This a very broad question and therefore I am not necessarily looking for more than someone pointing me in the right direction. Whether the game is 2D or 3D, fighting game collisions is a challenging subject and ideas for the best possible way to implement such system in Unreal Engine 4 would be gladly welcome.
As you can see on this video, 2D colliders of different types and scales are spawned at unique locations for various duration depending on the characters’ actions. Because these colliders’ behavior is tightly linked to the animations, it goes without saying that having a visual interface to edit them would be a must. You can see an example of Mugen’s collision editor here.
Based on my limited knowledge, here are the different routes that come to my mind in order to implement such a system in order of difficulty:
- Try to leverage or extend Persona’s notification timeline.
- Use and existing third party editor and create a parser for Unreal Engine.
- Build a collision edition framework within Unreal Engine it self.
Thanks for your help in advance and I hope you guys can en-light me.
Hi Douglas,
You put not easy task before itself.
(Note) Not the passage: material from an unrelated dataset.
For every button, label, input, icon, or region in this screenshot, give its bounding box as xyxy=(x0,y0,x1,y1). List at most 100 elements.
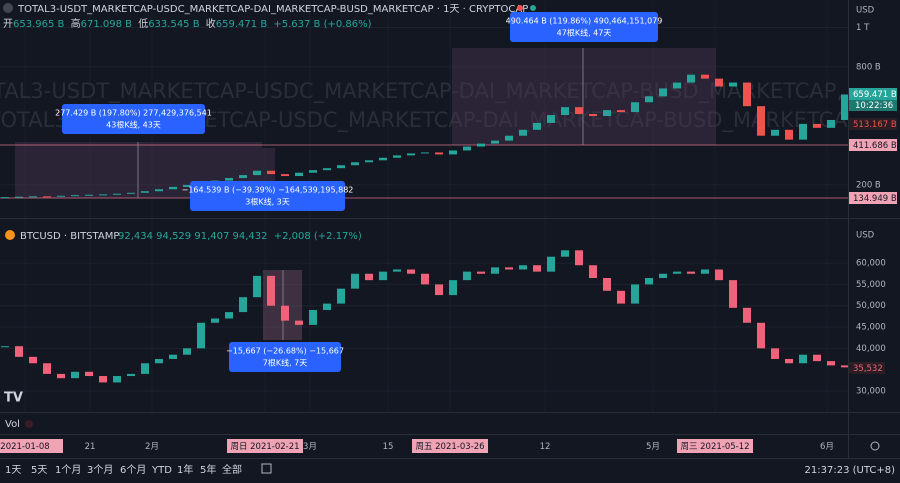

However, are you sure you want to add you own collision framework or work with another editor?
I think the best way it is to use PhysX or Paper2D basis for collision detection. UE4 has many useful elements/tools to work with collision (generate it, retrieve additional information from collision, etc.). For example, you have a fighter (does not matter if it is ‘2D mesh’ or 3D mesh that moves in 2D space) you create PhysAsset and some animation (jump, walk, attack, etc.). In addition, you attach sword (with collision) to this mesh. UE4 allows to you determine whatever sword collide with another fighter or not. Also, let us say you want to make damage only when attack animation is playing, so you can use anim notifications to determine ‘damage period’. In addition, you can use Paper2D plugin that is wrapper around box2d library. Look at
Kind of a high level answer, if you have further questions, shoot them here and I can get more specific if you’d like.
Hope it helps!
Thanks for your answer . I agree that leveraging what already exists in Unreal Engine is probably the thing to do. That being said it seems that spawning the colliders and position them frame by frame instead of attaching them to the rig is an important gameplay mechanism in fighting games. I am just wondering if Persona’s notification timeline is convenient and powerful enough as it stands to support such heavy burden. I can see Persona spawning colliders at a given time and maybe set their positions and scale on a frame basis, but would that be really convenient when tweaking or scaling your game?